University of Central Florida Coastal researchers are part of a new, $2 million U.S. National Science Foundation-funded project to work toward a more inclusive field of marine sciences.
The Coastal and Estuarine Research Federation (CERF), an estuary research nonprofit, is leading the project, which includes six partner agencies and universities, including UCF.
The collaboration is named “C-COAST: Changing the Culture of our Occupations to Achieve Systemic Transformation,” and the award is part of NSF’s Leading Culture Change Through Professional Societies of Biology, or BIO-LEAPS, program.

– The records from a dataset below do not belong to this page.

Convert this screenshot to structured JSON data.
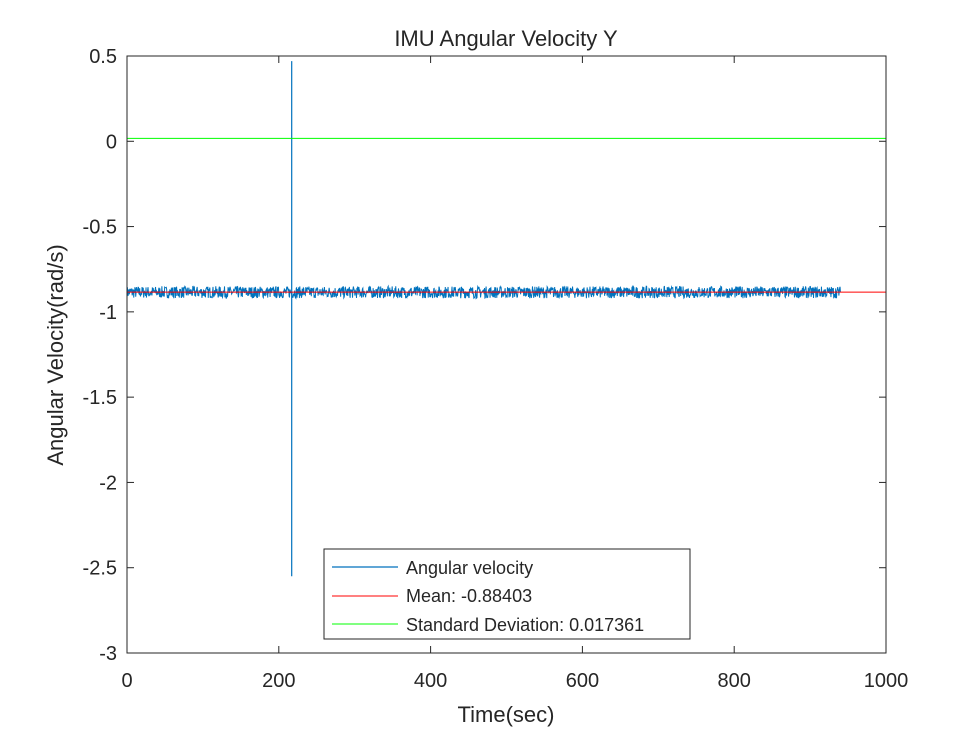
{
  "chart_data": {
    "type": "line",
    "title": "IMU Angular Velocity Y",
    "xlabel": "Time(sec)",
    "ylabel": "Angular Velocity(rad/s)",
    "xlim": [
      0,
      1000
    ],
    "ylim": [
      -3,
      0.5
    ],
    "xticks": [
      0,
      200,
      400,
      600,
      800,
      1000
    ],
    "xtick_labels": [
      "0",
      "200",
      "400",
      "600",
      "800",
      "1000"
    ],
    "yticks": [
      -3,
      -2.5,
      -2,
      -1.5,
      -1,
      -0.5,
      0,
      0.5
    ],
    "ytick_labels": [
      "-3",
      "-2.5",
      "-2",
      "-1.5",
      "-1",
      "-0.5",
      "0",
      "0.5"
    ],
    "grid": false,
    "legend_position": "bottom-center",
    "series": [
      {
        "name": "Angular velocity",
        "color": "#0072BD",
        "noise_band": {
          "x": [
            0,
            940
          ],
          "center": -0.885,
          "min": -0.92,
          "max": -0.85
        },
        "spike": {
          "x": 217,
          "max": 0.47,
          "min": -2.55
        }
      },
      {
        "name": "Mean: -0.88403",
        "color": "#ff0000",
        "x": [
          0,
          1000
        ],
        "y": [
          -0.88403,
          -0.88403
        ]
      },
      {
        "name": "Standard Deviation: 0.017361",
        "color": "#00ff00",
        "x": [
          0,
          1000
        ],
        "y": [
          0.017361,
          0.017361
        ]
      }
    ]
  }
}
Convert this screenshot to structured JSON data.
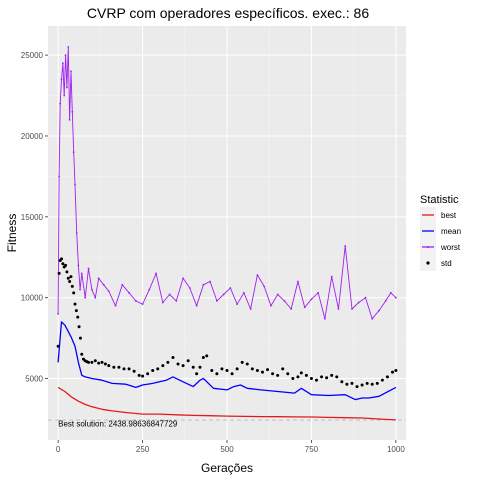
{
  "chart_data": {
    "type": "line",
    "title": "CVRP com operadores específicos. exec.: 86",
    "xlabel": "Gerações",
    "ylabel": "Fitness",
    "xlim": [
      -30,
      1030
    ],
    "ylim": [
      1200,
      26800
    ],
    "x_ticks": [
      0,
      250,
      500,
      750,
      1000
    ],
    "y_ticks": [
      5000,
      10000,
      15000,
      20000,
      25000
    ],
    "x_tick_labels": [
      "0",
      "250",
      "500",
      "750",
      "1000"
    ],
    "y_tick_labels": [
      "5000",
      "10000",
      "15000",
      "20000",
      "25000"
    ],
    "grid": true,
    "legend": {
      "title": "Statistic",
      "placement": "right",
      "entries": [
        {
          "label": "best",
          "color": "#e31a1c",
          "kind": "line"
        },
        {
          "label": "mean",
          "color": "#0000ff",
          "kind": "line"
        },
        {
          "label": "worst",
          "color": "#a020f0",
          "kind": "line-point"
        },
        {
          "label": "std",
          "color": "#000000",
          "kind": "point"
        }
      ]
    },
    "reference_line": {
      "y": 2438.98636847729,
      "color": "#bdbdbd",
      "style": "dashed"
    },
    "annotation": {
      "text": "Best solution: 2438.98636847729",
      "x": 0,
      "y": 2050
    },
    "series": [
      {
        "name": "best",
        "color": "#e31a1c",
        "x": [
          0,
          20,
          40,
          60,
          80,
          100,
          130,
          160,
          200,
          250,
          300,
          350,
          400,
          450,
          500,
          550,
          600,
          650,
          700,
          750,
          800,
          850,
          900,
          950,
          1000
        ],
        "values": [
          4450,
          4200,
          3850,
          3600,
          3400,
          3250,
          3100,
          3000,
          2900,
          2800,
          2800,
          2760,
          2720,
          2700,
          2680,
          2660,
          2650,
          2640,
          2630,
          2620,
          2600,
          2580,
          2560,
          2500,
          2440
        ]
      },
      {
        "name": "mean",
        "color": "#0000ff",
        "x": [
          0,
          10,
          20,
          30,
          40,
          50,
          60,
          70,
          80,
          100,
          130,
          160,
          200,
          230,
          250,
          280,
          300,
          320,
          340,
          370,
          400,
          420,
          430,
          460,
          500,
          520,
          540,
          560,
          600,
          650,
          700,
          720,
          750,
          800,
          850,
          880,
          900,
          920,
          950,
          1000
        ],
        "values": [
          6000,
          8500,
          8300,
          7900,
          7500,
          7000,
          6000,
          5200,
          5100,
          5000,
          4900,
          4700,
          4650,
          4450,
          4600,
          4700,
          4800,
          4900,
          5100,
          4800,
          4500,
          4900,
          5000,
          4400,
          4300,
          4500,
          4600,
          4400,
          4300,
          4200,
          4100,
          4400,
          4000,
          3950,
          4000,
          3700,
          3800,
          3800,
          3900,
          4450
        ]
      },
      {
        "name": "worst",
        "color": "#a020f0",
        "x": [
          0,
          3,
          6,
          10,
          14,
          18,
          22,
          26,
          30,
          34,
          38,
          42,
          46,
          50,
          55,
          60,
          65,
          70,
          80,
          90,
          100,
          110,
          120,
          135,
          150,
          170,
          190,
          210,
          230,
          250,
          270,
          290,
          310,
          330,
          350,
          370,
          390,
          410,
          430,
          450,
          470,
          490,
          510,
          530,
          550,
          570,
          590,
          610,
          630,
          650,
          670,
          690,
          710,
          730,
          750,
          770,
          790,
          810,
          830,
          850,
          870,
          890,
          910,
          930,
          950,
          970,
          985,
          1000
        ],
        "values": [
          9000,
          17500,
          22000,
          23500,
          24500,
          22500,
          25000,
          23000,
          25500,
          21000,
          24000,
          21500,
          19000,
          17000,
          14000,
          12000,
          10500,
          11500,
          10000,
          11800,
          10500,
          10000,
          11200,
          10800,
          10400,
          9500,
          10800,
          10300,
          9800,
          9600,
          10500,
          11500,
          9700,
          10200,
          9800,
          11200,
          10600,
          9500,
          10800,
          11000,
          9800,
          10200,
          10600,
          9600,
          10300,
          9300,
          11400,
          10700,
          9500,
          10200,
          9800,
          9300,
          11000,
          9400,
          9900,
          10300,
          8700,
          11300,
          9300,
          13200,
          9300,
          9700,
          10000,
          8700,
          9200,
          9800,
          10300,
          10000
        ]
      },
      {
        "name": "std",
        "color": "#000000",
        "x": [
          0,
          3,
          6,
          10,
          14,
          18,
          22,
          26,
          30,
          34,
          38,
          42,
          46,
          50,
          54,
          58,
          62,
          66,
          70,
          75,
          80,
          85,
          90,
          100,
          110,
          120,
          130,
          140,
          150,
          165,
          180,
          195,
          210,
          225,
          240,
          250,
          265,
          280,
          295,
          310,
          325,
          340,
          355,
          370,
          385,
          400,
          410,
          420,
          430,
          440,
          455,
          470,
          485,
          500,
          515,
          530,
          545,
          560,
          575,
          590,
          605,
          620,
          635,
          650,
          665,
          680,
          695,
          710,
          720,
          735,
          750,
          765,
          780,
          795,
          810,
          825,
          840,
          855,
          870,
          885,
          900,
          915,
          930,
          945,
          960,
          975,
          990,
          1000
        ],
        "values": [
          7000,
          11500,
          12300,
          12400,
          12100,
          11900,
          12000,
          11600,
          11200,
          11000,
          11300,
          10700,
          10300,
          9600,
          9200,
          8800,
          8200,
          7500,
          6500,
          6200,
          6100,
          6050,
          6000,
          6000,
          6100,
          5950,
          6000,
          5900,
          5800,
          5700,
          5700,
          5600,
          5600,
          5450,
          5200,
          5150,
          5300,
          5500,
          5600,
          5800,
          6000,
          6300,
          5900,
          5800,
          6100,
          5700,
          5300,
          5700,
          6300,
          6400,
          5500,
          5300,
          5600,
          5500,
          5300,
          5600,
          6000,
          5900,
          5600,
          5500,
          5400,
          5550,
          5300,
          5200,
          5600,
          5300,
          5000,
          5100,
          5350,
          5200,
          5000,
          4900,
          5100,
          5050,
          5200,
          5100,
          4800,
          4650,
          4700,
          4500,
          4600,
          4700,
          4650,
          4700,
          4900,
          5100,
          5400,
          5500
        ]
      }
    ]
  }
}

“Like many academic fields, the scholars studying issues in coastal regions are not representative of the populations that work and live there,” says Kristy Lewis, project co-investigator and an assistant professor in UCF’s Department of Biology and National Center for Integrated Coastal Research. “It is critical that marine and coastal sciences recruit, train and retain a more diverse workforce in order to be responsive to the needs of communities most impacted by the synergistic challenges facing our coasts and coastal communities.”
The C-COAST collaboration will expand upon an existing CERF program: Rising TIDES (Toward an Inclusive, Diverse and Enriched Society). This program brings students to the CERF conference and provides full financial support, mentorship and professional development, along with the full suite of conference offerings.
With the new grant, CERF will be able to expand the opportunity to a 16-month program to allow students to attend three in-person meetings — the CERF Biennial Conference, a regional CERF Affiliate Society meeting and the Restore America’s Estuaries Summit — while also receiving virtual training and mentorship in between.
The new grant also will build capacity for more inclusive leadership at home institutions and agencies. C-COAST will develop the new CERF Inclusive Leadership Program (CERF ILP) to educate current leaders on ways to leverage their positions of power to change policies and practices that lead to inequities.
Lewis will be working on the project with co-investigator Jennifer Sandoval, an associate professor in UCF’s Nicholson School of Communication and Media and National Center for Integrated Coastal Research.
“Dr. Sandoval and I are excited to help develop the CERF ILP to train current and aspirational leaders to incorporate more inclusive and equitable practices in their labs, classrooms and home units,” Lewis says. “We all know the business case for more diverse perspectives has been made over and over again, but we believe there is now a moral imperative to provide a foundation for equity-minded lenses across the coastal sciences.”
The initiative also will train and develop current leaders in inclusive communication, mentorship and equity minded approaches to policymaking and leadership. The goal is to instill a mindset that centers belonging and connection across differences to every level of the discipline, Sandoval says.
“My role in C-COAST is to provide an evidence-based perspective on the better and promising practices of effective communication across difference and difficulty,” Sandoval says. “Working in diverse environments can be challenging and messy, but that’s how we get to a more humane and sustainable approach to change. This requires intentional and thoughtful engagement in culture building.”
C-COAST includes 15 faculty and leaders from the University of Southern Mississippi (USM), the University of the Virgin Islands (UVI), the University of Central Florida (UCF), California State University Long Beach (CSULB), the University of San Diego (USD) and New Jersey City University. All are minority-serving institutions, meaning at least half of their student body represents minority groups.
Project team leads include Kristy Lewis with UCF, Susan Park with CERF, Leila Hamdan with USM, Kristin Wilson Grimes with UVI and Christine Whitcraft with CSULB.
Project leaders are also in three NSF Established Program to Stimulate Competitive Research (EPSCoR) jurisdictions. EPSCoR was developed to ensure critical funding was provided for predominantly undergraduate institutions and minority servicing institutions to broaden participation in scientific research and workforce development.
Lewis received her doctorate in oceanography and coastal sciences with a minor in experimental statistics from Louisiana State University. She joined UCF’s Department of Biology, part of the College of Sciences, in 2018.
Sandoval received her doctorate in culture and communication from the University of New Mexico. She joined UCF’s Nicholson School of Communication and Media, part of the College of Sciences, in 2011.